Monday, August 15, 2011

Tuesday Poem - 'The Lake Isle of Innisfree' by W. B. Yeats

The Lake Isle of Innisfree

I will arise and go now, and go to Innisfree,
And a small cabin build there, of clay and wattles made;
Nine bean rows will I have there, a hive for the honeybee,
And live alone in the bee-loud glade. And I shall have some peace there, for peace comes dropping slow,
Dropping from the veils of the morning to where the cricket sings;
There midnight's all a-glimmer, and noon a purple glow,
And evening full of the linnet's wings.
I will arise and go now, for always night and day
I hear lake water lapping with low sounds by the shore;
While I stand on the roadway, or on the pavements gray,
I hear it in the deep heart's core.

This was one of the poems I learnt that first year of learning poems. I love the agrarian romanticism that's expressed in it and the specificity of what is needed for a simple life - nine bean rows, a hive for the honey bee...I love the sounds at the poem's centre, the slowed-down life of contemplation  echoed in those lovely evocations of a tangible peace.

I'm currently in Brisbane - the city I grew up in. If there's ever a time for nostalgia it's when you return somewhere you spent those difficult years between childhood and adulthood. Passing a couple leaning into each other on a park bench this morning, I remembered that intensity - when the world stops with you, holds its breath as you fall in love and kiss. So really, I should have posted a love poem here. Although 'Lake Isle of Innisfree' is a love poem - to an idea, a place and a time. Maybe I should write a love poem to Brisbane and my younger self?

Tuesday, July 21, 2009

The Year of Learning Poems

About five weeks ago I started to memorise one poem each week. It occured to me that it would be interesting to document what this is teaching me about poetry.
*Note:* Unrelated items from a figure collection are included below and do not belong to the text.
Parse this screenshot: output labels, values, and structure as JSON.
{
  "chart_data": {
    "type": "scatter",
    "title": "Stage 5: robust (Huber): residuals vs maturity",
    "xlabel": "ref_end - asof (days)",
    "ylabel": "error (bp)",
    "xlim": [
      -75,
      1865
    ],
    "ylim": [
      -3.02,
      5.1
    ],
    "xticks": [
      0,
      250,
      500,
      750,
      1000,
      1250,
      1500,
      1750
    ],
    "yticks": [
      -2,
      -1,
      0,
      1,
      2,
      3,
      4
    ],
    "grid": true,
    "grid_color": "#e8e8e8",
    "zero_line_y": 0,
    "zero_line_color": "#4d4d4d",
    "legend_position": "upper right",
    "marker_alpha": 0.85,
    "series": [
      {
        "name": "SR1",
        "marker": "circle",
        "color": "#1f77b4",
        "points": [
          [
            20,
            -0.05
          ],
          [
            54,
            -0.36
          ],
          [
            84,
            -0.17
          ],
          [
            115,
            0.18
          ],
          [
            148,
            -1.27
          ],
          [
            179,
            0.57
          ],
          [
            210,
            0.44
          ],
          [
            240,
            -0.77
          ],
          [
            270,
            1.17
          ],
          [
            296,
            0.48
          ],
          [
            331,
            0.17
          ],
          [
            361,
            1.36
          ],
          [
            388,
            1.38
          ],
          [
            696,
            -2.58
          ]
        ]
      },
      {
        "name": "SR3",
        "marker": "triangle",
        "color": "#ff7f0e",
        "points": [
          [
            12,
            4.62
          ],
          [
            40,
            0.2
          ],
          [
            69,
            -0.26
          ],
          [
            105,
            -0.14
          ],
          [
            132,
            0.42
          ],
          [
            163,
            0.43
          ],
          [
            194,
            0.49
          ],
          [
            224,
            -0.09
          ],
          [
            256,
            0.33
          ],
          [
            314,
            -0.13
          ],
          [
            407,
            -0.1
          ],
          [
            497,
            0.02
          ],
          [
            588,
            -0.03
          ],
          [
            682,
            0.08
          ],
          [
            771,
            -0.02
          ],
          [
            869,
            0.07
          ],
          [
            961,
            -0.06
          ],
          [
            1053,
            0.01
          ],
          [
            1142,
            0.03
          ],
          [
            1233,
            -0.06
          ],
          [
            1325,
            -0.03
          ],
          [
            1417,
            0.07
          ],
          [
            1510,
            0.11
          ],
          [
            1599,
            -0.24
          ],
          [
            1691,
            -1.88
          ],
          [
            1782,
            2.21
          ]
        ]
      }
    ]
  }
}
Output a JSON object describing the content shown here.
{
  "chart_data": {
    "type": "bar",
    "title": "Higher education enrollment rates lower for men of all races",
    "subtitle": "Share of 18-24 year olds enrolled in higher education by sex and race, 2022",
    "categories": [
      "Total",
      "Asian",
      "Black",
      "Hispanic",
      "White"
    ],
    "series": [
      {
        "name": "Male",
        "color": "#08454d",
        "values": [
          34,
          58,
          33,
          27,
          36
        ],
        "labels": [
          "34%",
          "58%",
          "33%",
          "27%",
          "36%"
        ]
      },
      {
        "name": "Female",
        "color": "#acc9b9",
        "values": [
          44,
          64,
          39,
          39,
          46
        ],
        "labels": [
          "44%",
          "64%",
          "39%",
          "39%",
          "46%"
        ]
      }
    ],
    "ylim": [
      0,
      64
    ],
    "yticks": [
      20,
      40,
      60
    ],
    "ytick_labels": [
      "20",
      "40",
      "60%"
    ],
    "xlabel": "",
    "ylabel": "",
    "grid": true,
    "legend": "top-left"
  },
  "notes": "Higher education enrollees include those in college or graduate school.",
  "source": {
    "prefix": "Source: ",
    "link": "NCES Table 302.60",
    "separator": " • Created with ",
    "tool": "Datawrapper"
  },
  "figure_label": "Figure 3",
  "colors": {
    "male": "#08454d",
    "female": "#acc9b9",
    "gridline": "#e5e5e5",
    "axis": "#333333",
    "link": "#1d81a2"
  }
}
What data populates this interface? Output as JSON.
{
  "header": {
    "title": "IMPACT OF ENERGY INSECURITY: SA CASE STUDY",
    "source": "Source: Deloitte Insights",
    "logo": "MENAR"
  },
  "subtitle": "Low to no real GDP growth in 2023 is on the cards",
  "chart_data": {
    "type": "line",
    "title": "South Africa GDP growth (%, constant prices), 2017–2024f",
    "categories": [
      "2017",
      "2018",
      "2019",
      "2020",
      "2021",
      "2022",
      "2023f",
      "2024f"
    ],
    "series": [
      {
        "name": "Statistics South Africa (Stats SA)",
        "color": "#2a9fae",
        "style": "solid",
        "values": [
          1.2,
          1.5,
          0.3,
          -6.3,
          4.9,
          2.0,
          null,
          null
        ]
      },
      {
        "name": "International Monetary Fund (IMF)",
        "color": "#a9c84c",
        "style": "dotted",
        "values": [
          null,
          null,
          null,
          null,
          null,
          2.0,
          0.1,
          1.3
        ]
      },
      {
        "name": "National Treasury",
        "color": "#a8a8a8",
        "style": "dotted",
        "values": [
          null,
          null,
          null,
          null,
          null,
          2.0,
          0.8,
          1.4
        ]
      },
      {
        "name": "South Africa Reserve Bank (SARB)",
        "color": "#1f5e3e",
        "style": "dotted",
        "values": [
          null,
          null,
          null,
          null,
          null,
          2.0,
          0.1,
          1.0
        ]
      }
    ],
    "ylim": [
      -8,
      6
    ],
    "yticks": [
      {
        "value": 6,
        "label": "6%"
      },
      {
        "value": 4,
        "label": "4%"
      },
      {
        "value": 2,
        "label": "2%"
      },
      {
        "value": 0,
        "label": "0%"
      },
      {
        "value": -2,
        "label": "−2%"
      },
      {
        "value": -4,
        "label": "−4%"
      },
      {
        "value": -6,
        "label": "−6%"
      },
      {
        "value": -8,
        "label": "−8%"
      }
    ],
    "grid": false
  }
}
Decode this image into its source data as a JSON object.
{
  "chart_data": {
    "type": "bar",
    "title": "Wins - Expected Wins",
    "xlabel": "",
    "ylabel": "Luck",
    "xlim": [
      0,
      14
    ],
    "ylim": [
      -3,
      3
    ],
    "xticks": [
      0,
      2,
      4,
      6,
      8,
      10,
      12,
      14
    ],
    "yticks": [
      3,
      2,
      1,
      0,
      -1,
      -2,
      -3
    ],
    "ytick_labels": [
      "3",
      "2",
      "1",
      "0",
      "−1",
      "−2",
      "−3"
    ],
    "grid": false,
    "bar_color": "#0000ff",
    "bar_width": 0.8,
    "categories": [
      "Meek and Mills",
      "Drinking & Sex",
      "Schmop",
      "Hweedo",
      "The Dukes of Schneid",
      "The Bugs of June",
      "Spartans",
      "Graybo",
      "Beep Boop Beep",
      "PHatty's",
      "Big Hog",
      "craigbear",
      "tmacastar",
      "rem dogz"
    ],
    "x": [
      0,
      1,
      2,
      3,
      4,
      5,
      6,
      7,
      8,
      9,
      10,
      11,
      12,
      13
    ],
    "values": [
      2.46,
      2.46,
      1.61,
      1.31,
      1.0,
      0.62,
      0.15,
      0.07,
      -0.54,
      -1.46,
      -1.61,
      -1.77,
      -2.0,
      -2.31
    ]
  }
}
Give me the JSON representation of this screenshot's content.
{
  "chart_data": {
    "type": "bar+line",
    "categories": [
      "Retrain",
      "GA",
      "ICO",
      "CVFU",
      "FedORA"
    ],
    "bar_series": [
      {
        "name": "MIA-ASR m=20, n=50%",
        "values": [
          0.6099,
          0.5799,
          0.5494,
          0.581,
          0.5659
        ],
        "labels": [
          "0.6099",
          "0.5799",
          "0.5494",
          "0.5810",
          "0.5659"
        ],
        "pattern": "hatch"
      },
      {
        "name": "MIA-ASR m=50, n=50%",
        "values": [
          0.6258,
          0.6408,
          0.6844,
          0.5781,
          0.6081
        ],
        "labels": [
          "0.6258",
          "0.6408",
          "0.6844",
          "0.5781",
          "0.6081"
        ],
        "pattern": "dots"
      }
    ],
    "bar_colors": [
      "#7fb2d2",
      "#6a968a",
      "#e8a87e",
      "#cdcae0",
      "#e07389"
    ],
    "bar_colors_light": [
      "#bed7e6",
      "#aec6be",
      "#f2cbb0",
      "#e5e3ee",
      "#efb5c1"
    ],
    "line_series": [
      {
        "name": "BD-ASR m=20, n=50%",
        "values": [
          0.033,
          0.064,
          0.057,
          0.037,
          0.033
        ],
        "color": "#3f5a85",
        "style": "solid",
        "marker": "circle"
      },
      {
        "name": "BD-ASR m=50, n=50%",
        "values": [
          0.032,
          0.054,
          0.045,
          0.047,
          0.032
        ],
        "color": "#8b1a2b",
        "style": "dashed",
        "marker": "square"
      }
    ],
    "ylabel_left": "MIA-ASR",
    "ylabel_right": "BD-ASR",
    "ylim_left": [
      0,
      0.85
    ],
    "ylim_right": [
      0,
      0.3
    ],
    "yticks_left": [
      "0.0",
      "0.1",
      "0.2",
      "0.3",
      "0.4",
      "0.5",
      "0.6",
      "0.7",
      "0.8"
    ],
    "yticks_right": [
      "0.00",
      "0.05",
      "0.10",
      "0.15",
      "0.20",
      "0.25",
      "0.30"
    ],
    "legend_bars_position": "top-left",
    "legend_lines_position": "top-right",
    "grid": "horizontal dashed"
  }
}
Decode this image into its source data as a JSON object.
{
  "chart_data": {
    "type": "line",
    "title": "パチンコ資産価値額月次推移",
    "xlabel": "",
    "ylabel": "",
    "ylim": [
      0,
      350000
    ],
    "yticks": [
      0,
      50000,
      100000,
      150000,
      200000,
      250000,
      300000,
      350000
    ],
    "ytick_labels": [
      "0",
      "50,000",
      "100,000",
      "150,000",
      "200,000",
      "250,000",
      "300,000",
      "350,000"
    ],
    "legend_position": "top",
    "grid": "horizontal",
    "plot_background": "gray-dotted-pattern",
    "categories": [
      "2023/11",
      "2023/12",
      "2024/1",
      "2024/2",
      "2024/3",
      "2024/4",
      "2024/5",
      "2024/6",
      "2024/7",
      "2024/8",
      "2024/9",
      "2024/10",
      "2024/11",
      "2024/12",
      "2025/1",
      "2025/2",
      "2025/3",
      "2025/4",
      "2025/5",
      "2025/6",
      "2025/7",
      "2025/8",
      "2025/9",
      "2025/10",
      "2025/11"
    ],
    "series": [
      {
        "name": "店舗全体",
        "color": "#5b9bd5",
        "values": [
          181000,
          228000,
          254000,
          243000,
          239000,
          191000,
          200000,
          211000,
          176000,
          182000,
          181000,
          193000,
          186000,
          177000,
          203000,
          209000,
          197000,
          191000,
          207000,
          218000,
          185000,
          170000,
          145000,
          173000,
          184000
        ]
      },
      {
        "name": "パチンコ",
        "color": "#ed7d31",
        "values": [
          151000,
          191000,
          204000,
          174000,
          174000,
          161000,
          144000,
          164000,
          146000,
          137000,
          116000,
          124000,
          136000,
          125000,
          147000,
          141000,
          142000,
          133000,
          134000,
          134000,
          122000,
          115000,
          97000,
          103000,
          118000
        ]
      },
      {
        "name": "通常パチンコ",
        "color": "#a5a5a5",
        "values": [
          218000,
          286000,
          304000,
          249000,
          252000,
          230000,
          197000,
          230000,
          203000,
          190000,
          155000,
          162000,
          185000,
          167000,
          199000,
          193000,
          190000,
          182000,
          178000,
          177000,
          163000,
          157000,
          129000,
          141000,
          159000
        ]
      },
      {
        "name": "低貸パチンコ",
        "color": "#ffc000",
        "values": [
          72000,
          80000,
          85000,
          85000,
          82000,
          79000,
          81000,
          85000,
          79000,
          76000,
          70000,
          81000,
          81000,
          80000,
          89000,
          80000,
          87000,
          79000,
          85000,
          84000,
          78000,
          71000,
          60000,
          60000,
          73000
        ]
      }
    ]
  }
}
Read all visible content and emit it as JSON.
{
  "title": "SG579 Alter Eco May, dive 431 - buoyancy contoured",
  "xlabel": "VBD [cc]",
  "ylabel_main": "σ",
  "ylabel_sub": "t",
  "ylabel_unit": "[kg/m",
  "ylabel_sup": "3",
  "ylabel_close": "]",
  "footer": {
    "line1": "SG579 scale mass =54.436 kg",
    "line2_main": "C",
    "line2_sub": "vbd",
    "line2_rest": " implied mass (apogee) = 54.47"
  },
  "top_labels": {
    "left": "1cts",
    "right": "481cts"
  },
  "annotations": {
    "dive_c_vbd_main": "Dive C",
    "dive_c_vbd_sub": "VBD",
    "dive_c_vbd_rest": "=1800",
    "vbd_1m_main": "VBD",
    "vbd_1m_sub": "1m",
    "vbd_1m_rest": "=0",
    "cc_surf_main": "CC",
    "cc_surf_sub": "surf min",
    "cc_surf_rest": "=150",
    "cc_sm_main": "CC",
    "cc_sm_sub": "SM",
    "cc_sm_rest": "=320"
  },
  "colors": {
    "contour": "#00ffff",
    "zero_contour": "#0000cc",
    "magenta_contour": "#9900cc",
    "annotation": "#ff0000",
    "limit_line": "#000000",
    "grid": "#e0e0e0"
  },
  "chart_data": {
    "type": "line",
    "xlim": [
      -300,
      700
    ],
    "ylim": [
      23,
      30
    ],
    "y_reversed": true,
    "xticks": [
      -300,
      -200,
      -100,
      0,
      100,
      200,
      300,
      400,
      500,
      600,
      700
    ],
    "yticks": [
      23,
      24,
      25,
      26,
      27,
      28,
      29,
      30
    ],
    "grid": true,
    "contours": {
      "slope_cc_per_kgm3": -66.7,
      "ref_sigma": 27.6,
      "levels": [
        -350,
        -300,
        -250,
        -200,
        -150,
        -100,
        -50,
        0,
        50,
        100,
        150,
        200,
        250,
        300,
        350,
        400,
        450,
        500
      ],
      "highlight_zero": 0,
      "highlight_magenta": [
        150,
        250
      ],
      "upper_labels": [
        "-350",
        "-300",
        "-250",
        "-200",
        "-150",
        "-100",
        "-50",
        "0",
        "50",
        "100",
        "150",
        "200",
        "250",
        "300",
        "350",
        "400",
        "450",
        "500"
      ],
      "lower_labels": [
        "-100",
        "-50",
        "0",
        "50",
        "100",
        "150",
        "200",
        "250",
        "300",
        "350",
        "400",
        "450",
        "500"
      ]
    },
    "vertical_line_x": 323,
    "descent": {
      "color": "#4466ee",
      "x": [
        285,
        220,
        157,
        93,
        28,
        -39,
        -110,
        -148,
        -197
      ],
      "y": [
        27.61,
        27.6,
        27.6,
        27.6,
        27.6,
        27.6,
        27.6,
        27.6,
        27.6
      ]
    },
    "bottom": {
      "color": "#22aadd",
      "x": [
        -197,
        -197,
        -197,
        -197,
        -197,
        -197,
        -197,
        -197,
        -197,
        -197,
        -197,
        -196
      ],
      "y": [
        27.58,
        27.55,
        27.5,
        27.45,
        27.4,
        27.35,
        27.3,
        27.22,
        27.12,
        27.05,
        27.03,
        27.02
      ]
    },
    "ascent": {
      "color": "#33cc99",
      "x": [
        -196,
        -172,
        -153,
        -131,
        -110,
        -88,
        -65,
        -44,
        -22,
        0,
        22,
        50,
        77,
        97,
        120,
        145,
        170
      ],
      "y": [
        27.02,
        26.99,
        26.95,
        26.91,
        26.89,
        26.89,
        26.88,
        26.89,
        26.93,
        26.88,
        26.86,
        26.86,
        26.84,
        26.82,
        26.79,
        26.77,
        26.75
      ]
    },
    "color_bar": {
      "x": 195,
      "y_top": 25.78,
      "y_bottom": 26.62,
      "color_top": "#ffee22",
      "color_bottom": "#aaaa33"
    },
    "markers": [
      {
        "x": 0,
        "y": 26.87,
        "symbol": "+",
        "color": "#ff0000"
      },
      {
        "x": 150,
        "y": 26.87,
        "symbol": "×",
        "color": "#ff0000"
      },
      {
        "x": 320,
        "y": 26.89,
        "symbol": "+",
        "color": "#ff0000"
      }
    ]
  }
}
My first choice was 'The Wild Swans at Coole'by W B Yeats on the grounds that more traditional poetry would be easier to memorise than free verse. Ive now learnt (in order):
The Wild Swans at Coole - W B Yeats
Lake Isle of Innisfree - W B Yeats
To Helen - Edgar Allen Poe
The Song of the Nomad Flute - W S Merwin
Good Night - W S Merwin
The Musee des Beaux Artes - W H Auden
Poem for a Hard Time - Lorna Crozier

What interested me today was how many of my favourite poems from a few years back didn't seem to merit learning by heart. They were too personal, sometimes, too much about the poet's life without those little ripples towards my own experiences. They were too clunky or wooden and I couldn't hear myself enjoying saying them aloud as I walked the dogs. They were too easy - leaving no room to contemplate the exact meaning the poet intended as with Merwin's The Song of the Nomad Flue - or tried too hard and therefore lacked the beautiful plainess of Lorna Crozier's 'Poem for a Hard Time'.

It can be riskier for a poet to rely on simplicity - on solid concrete images as Crozier does, or on a melodious repetition of plain monosyllabic words; night, dark, love, sleep, as Merwin does in 'Good Night' than to construct dazzling word scaffolds which take us up and up but lead nowhere.

Next poem I want to learn will be by Anne Sexton - a poet whose risk-taking was in her own self-mythologising as much as it was in her pile-up of imagery. I love Sexton's work and I'll be interested to see if it sings out to me in this context, which, by it's very nature of mindful repetition, reveals all a poem's bumps and blemishes - as well as their gorgeous bones.